Il a révélé des déperditions thermiques importantes, un chauffage au fioul inapproprié et trop onéreux et, enfin, une chaudière vétuste. "Lors du lan­cement de cette opération, le volet dévelop­pement durable n'était pas la priorité. Mais les temps ont changé et nous avons réussi à l'in­tégrer en cours de route.

 Les résultats illus­trent la bonne synergie entre les opérateurs locaux", soulignent Richard Fraszczak, respon­sable du Pôle interventions en habitat privé à la DDE du 93 et Bruno DHONT, directeur de l’ARC.

Pas de revente pour cause de travaux.

­ La facture de la première tranche s'élève à 1,3 million d'euros. Elle est financée à 80% par des aides publiques : Anah (40 %). Plaine Commune et le Conseil Général du 93 (27 %) et la région Île-de-France (13 %). Le solde est réglé par les copropriétaires.

Tous les habitants se sont endettés à hauteur de leurs possibilités financières. Malgré des revenus modestes, aucun n'a été obligé de revendre son appartement pour éviter ces dépenses. Grâce aux gains finan­ciers générés par le seul changement d'éner­gie (du fioul au gaz naturel), les habitants sont en mesure d'autofinancer le change­ment de leur chaudière.

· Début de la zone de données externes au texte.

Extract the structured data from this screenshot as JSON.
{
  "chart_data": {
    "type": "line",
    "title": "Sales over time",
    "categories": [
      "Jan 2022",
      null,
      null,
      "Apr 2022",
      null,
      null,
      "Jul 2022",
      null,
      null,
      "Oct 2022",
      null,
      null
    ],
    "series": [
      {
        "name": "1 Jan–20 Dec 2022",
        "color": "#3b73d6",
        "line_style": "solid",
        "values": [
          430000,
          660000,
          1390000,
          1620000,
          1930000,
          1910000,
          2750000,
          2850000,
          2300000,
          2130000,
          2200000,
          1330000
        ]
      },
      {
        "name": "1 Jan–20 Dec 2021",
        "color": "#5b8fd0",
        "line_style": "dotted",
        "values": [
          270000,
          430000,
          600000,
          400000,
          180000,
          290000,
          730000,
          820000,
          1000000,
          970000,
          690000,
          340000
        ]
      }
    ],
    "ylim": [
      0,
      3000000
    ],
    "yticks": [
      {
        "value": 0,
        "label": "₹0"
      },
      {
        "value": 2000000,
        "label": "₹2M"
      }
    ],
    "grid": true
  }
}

Les travaux d'Épinay 11 ont ainsi débuté par la réfection et l'étanchéité des toitures-terrasses et le ravalement complet des faça­des (première tranche). Ils se poursuivront par une isolation thermique des murs exté­rieurs, le remplacement de toutes les fenê­tres, le changement de la chaudière et des ascenseurs (deuxième tranche). Le coût de la rénovation thermique représente ainsi 80 % de la note totale. Résultats attendus : l'éti­quette énergie va passer de E à C et celle des émissions de gaz à effet de serre (GES) va grimper de F à D. Quant au changement de com­bustible (passage du fioul au gaz naturel), il va, selon le bureau d'études thermiques ECIC, géné­rer une économie d'éner­gie de 44 % par an ! ».